FORMABILITY OF ALUMINUM 1050A AT HIGH TEMPERATURES: NUMERICAL MODELING AND EXPERIMENTAL VALIDATION

Abstract

THE SHEET METALS SUCH AS 1050A ALUMINUM ARE PRONE TO LARGE PLASTIC DEFORMATION DURING FORMING PROCESSES. THE PURPOSE OF THE STUDY IS TO INVESTIGATE THE THERMOMECHANICAL BEHAVIOR COUPLED TO THE DUCTILE DAMAGE. A MODIFIED SWIFT MODEL COUPLED WITH AN ISOTROPIC DUCTILE DAMAGE AND THERMAL EFFECTS WAS USED. THE FORMING PARAMETERS ARE INTRODUCED USING THE MODIFIED SWIFT MODEL COEFFICIENTS AND THE ERICHSEN INDEX. AN INVERSE IDENTIFICATION PROCEDURE IS APPLIED TO THE RESULTS OF THE MODIFIED NON-HOMOGENEOUS ERICHSEN TEST. BULGE TEST IS THEN USED TO VALIDATE THE IDENTIFIED PARAMETERS OF THE CONSTITUTIVE MODEL OF 1050A ALUMINUM ACCOUNTING FOR THE THERMAL GRADIENT EFFECT. FURTHERMORE, NUMERICAL SIMULATIONS BY MEANS OF ABAQUS/STANDARD ALLOWED THE MODELING OF ERICHSEN TEST. RESULTS ARE UTILIZED TO CORRELATE THE ERICHSEN INDEX AND CRITICAL PLASTIC STRAIN.

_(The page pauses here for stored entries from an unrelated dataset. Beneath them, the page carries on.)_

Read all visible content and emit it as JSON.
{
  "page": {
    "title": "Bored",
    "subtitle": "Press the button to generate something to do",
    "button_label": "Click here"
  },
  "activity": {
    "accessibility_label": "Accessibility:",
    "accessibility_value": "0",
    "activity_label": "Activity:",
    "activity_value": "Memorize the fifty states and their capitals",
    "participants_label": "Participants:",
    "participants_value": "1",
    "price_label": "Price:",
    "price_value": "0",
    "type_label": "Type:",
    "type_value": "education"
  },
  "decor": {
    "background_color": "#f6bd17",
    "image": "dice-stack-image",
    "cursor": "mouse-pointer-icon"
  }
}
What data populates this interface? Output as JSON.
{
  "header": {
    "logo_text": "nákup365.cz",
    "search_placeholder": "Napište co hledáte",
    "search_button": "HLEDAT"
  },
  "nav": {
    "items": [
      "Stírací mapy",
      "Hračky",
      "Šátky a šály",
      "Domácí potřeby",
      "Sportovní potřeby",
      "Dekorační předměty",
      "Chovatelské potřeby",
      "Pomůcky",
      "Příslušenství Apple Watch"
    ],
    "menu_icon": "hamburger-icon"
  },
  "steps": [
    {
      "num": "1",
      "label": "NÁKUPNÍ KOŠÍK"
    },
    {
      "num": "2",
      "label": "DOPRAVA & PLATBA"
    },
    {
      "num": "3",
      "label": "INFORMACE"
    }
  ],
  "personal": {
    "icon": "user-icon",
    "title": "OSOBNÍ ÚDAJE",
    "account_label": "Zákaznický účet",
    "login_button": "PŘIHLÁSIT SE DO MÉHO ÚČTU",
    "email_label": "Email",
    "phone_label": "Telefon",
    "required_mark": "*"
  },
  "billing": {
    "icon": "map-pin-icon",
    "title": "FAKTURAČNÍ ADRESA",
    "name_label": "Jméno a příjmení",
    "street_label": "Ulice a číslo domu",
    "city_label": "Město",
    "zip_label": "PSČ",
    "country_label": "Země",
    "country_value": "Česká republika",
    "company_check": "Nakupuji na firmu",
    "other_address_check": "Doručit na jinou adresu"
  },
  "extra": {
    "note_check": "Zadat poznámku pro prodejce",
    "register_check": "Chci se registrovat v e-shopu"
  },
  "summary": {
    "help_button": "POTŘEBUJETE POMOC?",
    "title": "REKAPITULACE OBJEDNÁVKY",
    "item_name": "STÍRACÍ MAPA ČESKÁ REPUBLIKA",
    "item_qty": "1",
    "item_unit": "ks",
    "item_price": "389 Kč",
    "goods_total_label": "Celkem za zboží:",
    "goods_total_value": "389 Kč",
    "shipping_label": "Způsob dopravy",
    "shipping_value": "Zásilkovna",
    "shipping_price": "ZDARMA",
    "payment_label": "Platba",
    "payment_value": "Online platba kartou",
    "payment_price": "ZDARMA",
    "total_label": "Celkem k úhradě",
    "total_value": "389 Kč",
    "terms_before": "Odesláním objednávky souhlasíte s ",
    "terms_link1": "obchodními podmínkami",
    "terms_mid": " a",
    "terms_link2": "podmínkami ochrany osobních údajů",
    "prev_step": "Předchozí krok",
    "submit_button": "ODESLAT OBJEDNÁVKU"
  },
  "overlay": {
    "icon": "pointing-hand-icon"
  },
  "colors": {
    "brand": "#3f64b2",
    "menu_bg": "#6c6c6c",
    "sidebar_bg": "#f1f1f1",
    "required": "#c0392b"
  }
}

ERICHSEN TEST (PUNCH FORCE VS DISPLACEMENT) RESULTS WERE OBTAINED BY EXPERIMENTAL TESTING AND SIMULATION WITH ABAQUS/STANDARD TO BUILD THE OBJECTIVE FUNCTION FOR THE OPTIMIZATION SCHEME. PLASTICITY FLOW PARAMETERS AND DUCTILE DAMAGE VARIABLES OF ALUMINUM 1050A WERE FIRST IDENTIFIED USING A PART OF THE ERICHSEN TEST RESULTS (FOR TEMPERATURES FROM 20 °C TO 200 °C) AND CORRELATED TO TEMPERATURE. THE REMAINING PART OF ERICHSEN TEST ALONG WITH BULGE TEST RESULTS WERE UTILIZED FOR VALIDATION. THE NUMERICAL APPROACH ALLOWED THE DETECTION OF FAILURE ZONES WITH RESPECT TO THERMAL GRADIENT INDUCED BY HEAT EXCHANGE. WITHIN THE ISOTHERMAL CONDITION, EQUIVALENT STRESSES AND STRAINS FOR 1050A ALUMINUM WERE OBTAINED BY SIMULATIONS AND EXPERIMENTAL DATA.